We were climbing
around in the attic and our folks were downstairs, going through boxes of crumbly
historical documents, when a delegation from the village came in to speak with them.
They wanted a progress report on what they had found after only one full day of
investigating. I heard the door creak-bang open and signaled Harry to be quiet.
He was in the middle of leaping from one rafter support beam to the next. Kind of
hard to land on the next beam without making noise, but he managed.
He didn't
land square, though, and started to fall backwards. Not a problem if this was an
ordinary attic, built by sensible people, with plywood sheets stretching from one
rafter to another, to provide a solid platform for storage. Keep in mind, Harry
and I had to jump from one rafter to another because there was nothing solid
between them. A layer of fluffy gray stuff that was more likely to be dust than
insulation was all that lay between Harry's backside and the thin sheet of plaster
and paint that made up the ceiling of the room below us.
Fortunately
for Harry, his big sister had telekinetic power. Unfortunately for said big sister—moi—it
isn't that easy to catch a husky nine-year-old going through a growth spurt, either
with hands or with mental powers. Something gets strained, muscles or brain. Harry
yelped. I snagged him so he metaphorically skidded to a halt in mid-air, with his
bottom about three inches from breaking through. I let out a muffled yelp-argh.

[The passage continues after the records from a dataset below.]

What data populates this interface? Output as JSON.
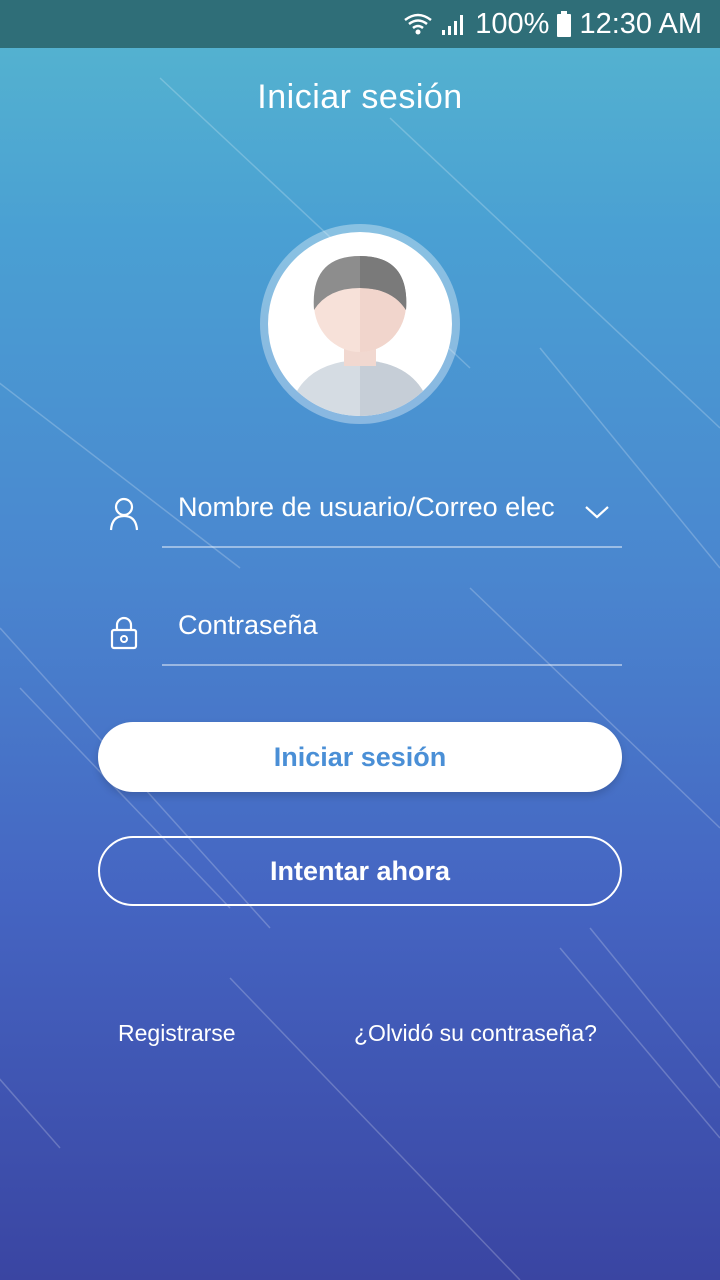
{
  "status_bar": {
    "battery": "100%",
    "time": "12:30 AM",
    "icons": [
      "wifi-icon",
      "signal-icon",
      "battery-icon"
    ]
  },
  "screen": {
    "title": "Iniciar sesión"
  },
  "form": {
    "username_placeholder": "Nombre de usuario/Correo electrónico",
    "username_display": "Nombre de usuario/Correo elec",
    "password_placeholder": "Contraseña",
    "icons": [
      "user-icon",
      "lock-icon",
      "chevron-down-icon"
    ]
  },
  "buttons": {
    "login": "Iniciar sesión",
    "try_now": "Intentar ahora"
  },
  "links": {
    "register": "Registrarse",
    "forgot_password": "¿Olvidó su contraseña?"
  },
  "colors": {
    "status_bar": "#2f6e78",
    "gradient_top": "#56b6cf",
    "gradient_bottom": "#3a45a2",
    "login_text": "#4a8fd6"
  }
}
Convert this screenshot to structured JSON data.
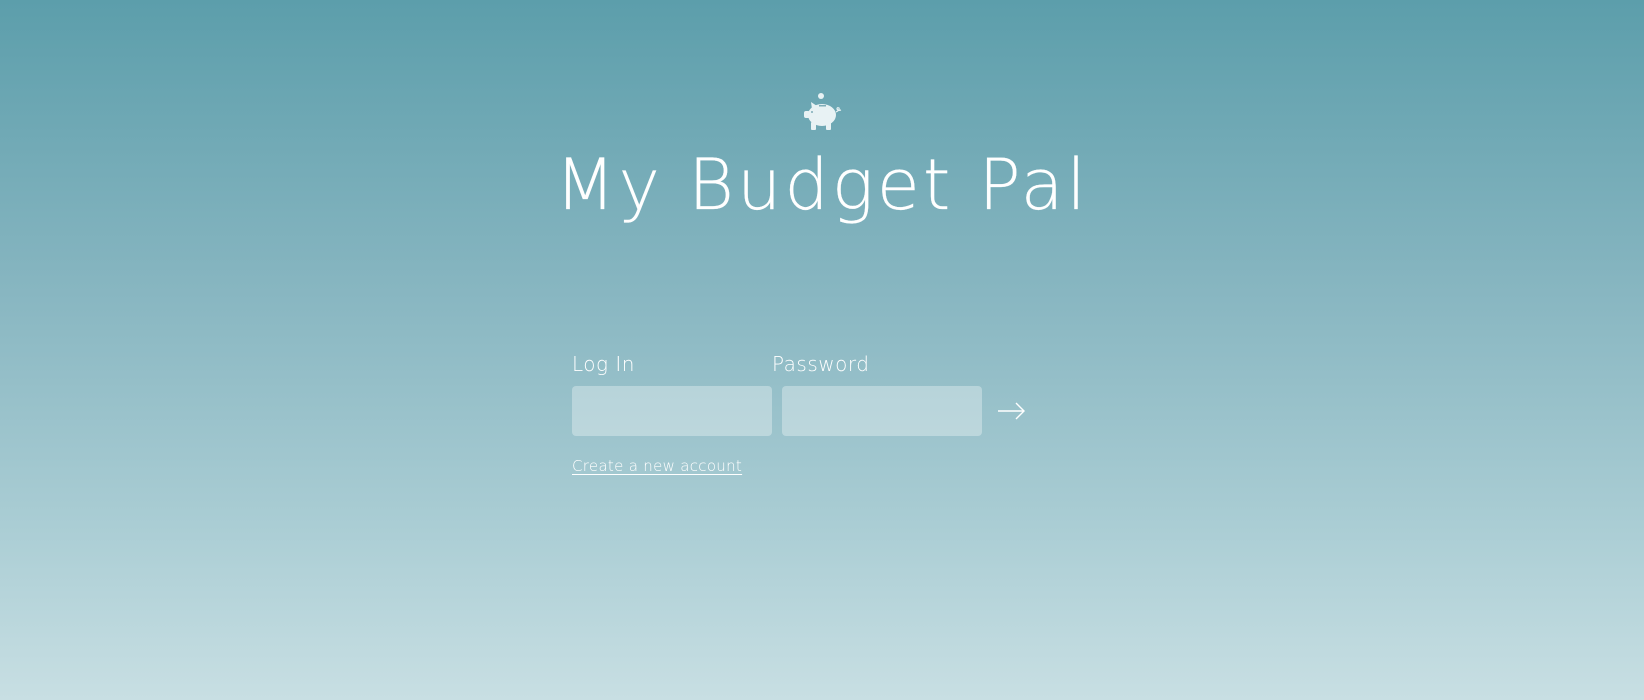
{
  "app": {
    "title": "My Budget Pal",
    "logo_icon": "piggy-bank-icon"
  },
  "login_form": {
    "login_label": "Log In",
    "login_value": "",
    "password_label": "Password",
    "password_value": "",
    "submit_icon": "arrow-right-icon",
    "create_account_link": "Create a new account"
  },
  "colors": {
    "background_top": "#5c9eab",
    "background_bottom": "#c8dfe3",
    "text": "#ffffff"
  }
}
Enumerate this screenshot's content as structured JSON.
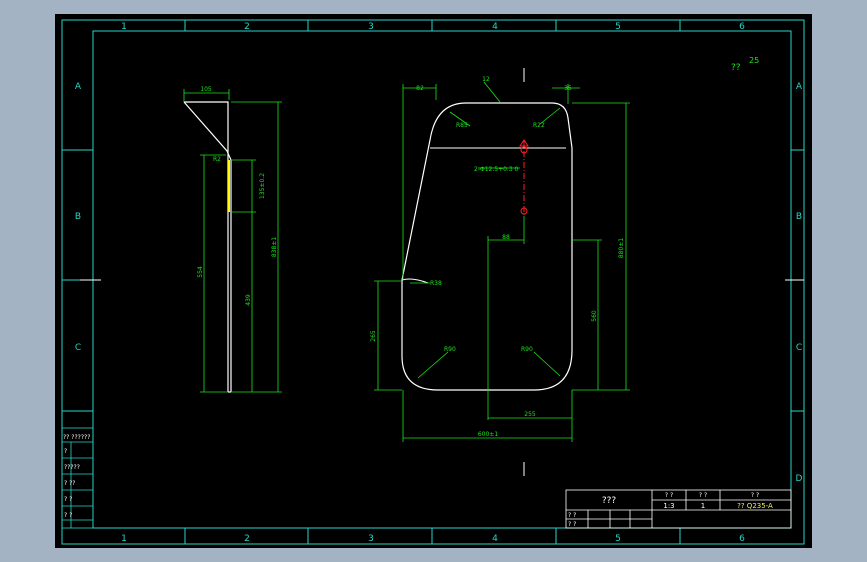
{
  "colors": {
    "background": "#a3b3c4",
    "sheet": "#000000",
    "frame": "#27d5c8",
    "part": "#ffffff",
    "dimension": "#19e619",
    "annotation": "#f0f050",
    "highlight": "#ff2020",
    "yellow_edge": "#ffff00"
  },
  "grid": {
    "columns": [
      "1",
      "2",
      "3",
      "4",
      "5",
      "6"
    ],
    "rows": [
      "A",
      "B",
      "C",
      "D"
    ]
  },
  "roughness": {
    "symbol": "??",
    "value": "25"
  },
  "side_view": {
    "dims": {
      "top_width": "105",
      "radius": "R2",
      "hole_pitch": "135±0.2",
      "total_height": "838±1",
      "left_height": "554",
      "lower_height": "439"
    }
  },
  "front_view": {
    "dims": {
      "top_left_offset": "82",
      "top_label": "12",
      "top_right_offset": "35",
      "r_top_left": "R85",
      "r_top_right": "R22",
      "holes": "2-Φ12.5+0.3 0",
      "hole_offset": "88",
      "right_height": "880±1",
      "lower_right_height": "560",
      "r_side": "R38",
      "left_height": "265",
      "r_bottom_left": "R90",
      "r_bottom_right": "R90",
      "bottom_half": "255",
      "bottom_width": "600±1"
    }
  },
  "left_table": {
    "rows": [
      "?? ??????",
      "?",
      "?????",
      "? ??",
      "? ?",
      "? ?"
    ]
  },
  "title_block": {
    "name": "???",
    "scale_header": "? ?",
    "qty_header": "? ?",
    "material_header": "? ?",
    "scale": "1:3",
    "qty": "1",
    "material": "?? Q235-A",
    "row_labels": [
      "? ?",
      "? ?"
    ]
  }
}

Sorry, but that's the only way to describe the involuntary sound that came from
the sensation of a spike going through my left temple and out my right eye. Fortunately,
only a temporary sensation. We froze in that position until I could regain my breath,
while my stomach settled back into place after trying to come out my nose.
Down below,
the five people with Mum and Pop all froze and looked upward at the ceiling. Mum
knew what had happened, because she had seen us in action about twenty minutes before,
when she came upstairs for the last crate of historical records. Don't even get
me started on her fury over the deplorable state of those records. Mum froze, and
Pop took his cue from her, even though he didn't know what was going on. He didn't
notice the delegation at first, immersed in deciphering a document that later turned
out to be over three hundred years old.
Mum said everyone
just stood there, looking up at the ceiling, waiting for something to come through.
She waited a few seconds, then asked them what was wrong. Mrs. Guttersnatch declared
that was proof the building was haunted by the spirits of children who had died
there when it was a pauper's prison. Mr. Wimbly said it was the spirit of a schoolteacher
who had been driven insane by the imbeciles he had to pound learning into, and who
had committed suicide. Note: she was an advocate for prison reform and believed
in communication from the Great Beyond. He was a teacher who had been forced to
retire after a nervous breakdown. Miss Wilson-Smythe countered that the rats had
come back, despite the promises of the rat catcher.